What helped assure last week’s First Circuit ruling wasn’t just what lawyers discovered about jurors after the trial was complete It was the judge’s instruction to jurors to promise to evaluate the evidence with a blank slate, to forget what they had learned about Tsarnaev and his role in the bombing. That’s a legal fiction that has infected countless criminal cases over the years and, until it is remedied, is doomed to infect countless more. The First Circuit deserves great credit for saying so.

The smartest thing federal prosecutors could do now would be to accept this ruling as a rare and unlikely-to-be emulated decision, drop any subsequent effort to impose a death penalty on Tsarnaev, and force him to live forever in a federal prison cell. They could easily justify this because of the terrible toll in emotional capital that would come from the preparation for and execution of a second sentencing-phase trial for Tsarnaev. The case would end. No second jury trial in a pandemic. No more appeals court hearings.

This is precisely what Boston Mayor Martin Walsh had in mind over the weekend when he told reporters that he’s asked federal prosecutors to meet with the victims and survivors of the bombing before deciding whether or not to pursue another sentencing trial. Do they want to go forward? Do they want to relive the tragedy through more trial testimony? And it’s what Rick DesLauriers, who led the FBI’s Boston office during the bombing investigations, surely had in the back of his mind when he called the First Circuit’s ruling “an unnecessarily painful resurrection.” Even those in favor of a Tsarnaev execution, like DesLauriers one would assume, understand the toll a new sentencing trial will take.

But this is not a Justice Department that will choose such a path. It’s one that already has revved up the machinery of death. The president already has weighed in with his dubious understanding of the right to a fair trial. So it’s likely we’ll see the feds quickly appeal this ruling to the Supreme Court and hope that the death penalty lobby on that court — at least five members strong given recent execution rulings — will rescue Tsarnaev’s death sentence by overturning the First Circuit’s ruling. 
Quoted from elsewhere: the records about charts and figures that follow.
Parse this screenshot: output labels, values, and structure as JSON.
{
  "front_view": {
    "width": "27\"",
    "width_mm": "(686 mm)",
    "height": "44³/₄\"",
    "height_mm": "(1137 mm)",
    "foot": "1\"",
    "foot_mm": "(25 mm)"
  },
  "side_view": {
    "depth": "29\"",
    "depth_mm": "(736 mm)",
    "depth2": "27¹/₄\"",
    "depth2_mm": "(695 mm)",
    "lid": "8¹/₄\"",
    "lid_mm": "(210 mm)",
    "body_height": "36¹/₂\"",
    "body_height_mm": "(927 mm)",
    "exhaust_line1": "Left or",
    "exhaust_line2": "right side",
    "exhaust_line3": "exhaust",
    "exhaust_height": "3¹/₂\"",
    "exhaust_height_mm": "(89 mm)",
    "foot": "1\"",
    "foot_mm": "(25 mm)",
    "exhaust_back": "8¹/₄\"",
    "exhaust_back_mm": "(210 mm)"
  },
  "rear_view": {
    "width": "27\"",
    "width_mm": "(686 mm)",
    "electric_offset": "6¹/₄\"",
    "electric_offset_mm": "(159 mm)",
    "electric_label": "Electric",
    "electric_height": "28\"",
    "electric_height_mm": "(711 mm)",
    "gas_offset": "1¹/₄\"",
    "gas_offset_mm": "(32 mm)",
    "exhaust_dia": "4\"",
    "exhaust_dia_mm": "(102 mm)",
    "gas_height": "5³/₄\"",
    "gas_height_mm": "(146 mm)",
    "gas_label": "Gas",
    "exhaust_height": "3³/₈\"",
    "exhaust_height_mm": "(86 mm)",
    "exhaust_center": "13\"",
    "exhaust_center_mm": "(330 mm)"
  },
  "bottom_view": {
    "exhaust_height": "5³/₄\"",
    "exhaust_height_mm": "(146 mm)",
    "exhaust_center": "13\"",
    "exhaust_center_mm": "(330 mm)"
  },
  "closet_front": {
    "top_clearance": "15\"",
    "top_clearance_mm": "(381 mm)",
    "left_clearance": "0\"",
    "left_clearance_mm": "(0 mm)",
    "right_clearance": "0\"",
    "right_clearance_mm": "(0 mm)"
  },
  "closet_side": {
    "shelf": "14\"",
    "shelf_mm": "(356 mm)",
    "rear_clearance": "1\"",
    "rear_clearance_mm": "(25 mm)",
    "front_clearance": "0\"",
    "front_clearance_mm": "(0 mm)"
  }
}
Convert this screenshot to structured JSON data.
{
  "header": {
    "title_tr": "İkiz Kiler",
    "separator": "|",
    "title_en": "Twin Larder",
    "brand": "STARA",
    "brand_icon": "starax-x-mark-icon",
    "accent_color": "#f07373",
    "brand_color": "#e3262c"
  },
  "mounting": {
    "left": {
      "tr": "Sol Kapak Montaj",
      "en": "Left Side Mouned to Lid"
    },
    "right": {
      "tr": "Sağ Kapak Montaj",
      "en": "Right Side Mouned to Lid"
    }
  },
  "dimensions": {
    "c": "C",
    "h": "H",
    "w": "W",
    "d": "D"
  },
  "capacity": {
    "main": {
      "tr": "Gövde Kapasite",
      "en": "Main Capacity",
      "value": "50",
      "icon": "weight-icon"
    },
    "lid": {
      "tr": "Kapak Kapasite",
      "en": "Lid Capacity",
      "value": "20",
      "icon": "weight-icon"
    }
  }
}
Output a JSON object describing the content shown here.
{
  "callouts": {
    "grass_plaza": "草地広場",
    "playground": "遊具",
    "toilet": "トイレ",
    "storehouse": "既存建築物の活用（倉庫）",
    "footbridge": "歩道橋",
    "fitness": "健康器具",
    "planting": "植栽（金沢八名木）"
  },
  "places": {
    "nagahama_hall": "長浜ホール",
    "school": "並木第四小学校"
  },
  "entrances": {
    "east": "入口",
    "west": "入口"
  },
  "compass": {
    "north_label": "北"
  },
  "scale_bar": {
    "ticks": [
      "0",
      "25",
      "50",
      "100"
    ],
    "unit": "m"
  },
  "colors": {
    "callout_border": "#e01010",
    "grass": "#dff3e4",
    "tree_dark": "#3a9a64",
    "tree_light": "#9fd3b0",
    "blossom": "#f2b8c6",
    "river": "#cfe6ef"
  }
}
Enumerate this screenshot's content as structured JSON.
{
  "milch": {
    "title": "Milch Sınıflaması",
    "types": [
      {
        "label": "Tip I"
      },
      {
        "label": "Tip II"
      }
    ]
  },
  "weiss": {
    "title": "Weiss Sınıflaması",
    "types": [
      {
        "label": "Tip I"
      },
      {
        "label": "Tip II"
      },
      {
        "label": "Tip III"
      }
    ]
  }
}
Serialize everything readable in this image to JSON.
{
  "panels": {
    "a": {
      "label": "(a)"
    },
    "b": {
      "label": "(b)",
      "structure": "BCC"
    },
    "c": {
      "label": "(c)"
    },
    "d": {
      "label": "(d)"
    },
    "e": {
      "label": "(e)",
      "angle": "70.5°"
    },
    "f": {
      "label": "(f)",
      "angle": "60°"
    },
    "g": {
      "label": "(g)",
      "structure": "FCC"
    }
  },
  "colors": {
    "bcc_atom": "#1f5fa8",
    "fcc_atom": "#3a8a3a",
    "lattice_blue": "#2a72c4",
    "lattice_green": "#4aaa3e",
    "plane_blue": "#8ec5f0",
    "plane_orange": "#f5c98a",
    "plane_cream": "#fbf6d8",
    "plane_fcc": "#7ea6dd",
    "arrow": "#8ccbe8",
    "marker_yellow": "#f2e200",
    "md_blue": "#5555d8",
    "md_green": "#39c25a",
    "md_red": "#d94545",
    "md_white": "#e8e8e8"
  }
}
Such an attempt to get the justices to hear the case likely would spill over past January 2021, however, at which time a Justice Department run by completely different people might be in charge. What would happen if Trump loses in November? What would a Justice Department under a Biden administration do with such a pending review? Would it ask the Supreme Court to drop the matter? Would the next U.S. attorney general — say, Amy Klobuchar — press ahead with a new federal sentencing trial for Tsarnaev if a Supreme Court appeal fails? 

There is no way to know the answers to those questions. For today, it is enough to recognize that the First Circuit here has bolstered the constitutional rights of individuals that have been consistently weakened over the years. The decision was covered by journalists last Friday as though it were a shock and, to many, it was. To me the surprise isn’t that this ruling happened but that more rulings like it don’t happen more often. Of course, Tsarnaev’s jurors were biased against him. Of course, the trial judge failed to better protect the defendant’s rights. Sadly, it happens all the time.

The views expressed are the author’s own and not necessarily those of the Brennan Center.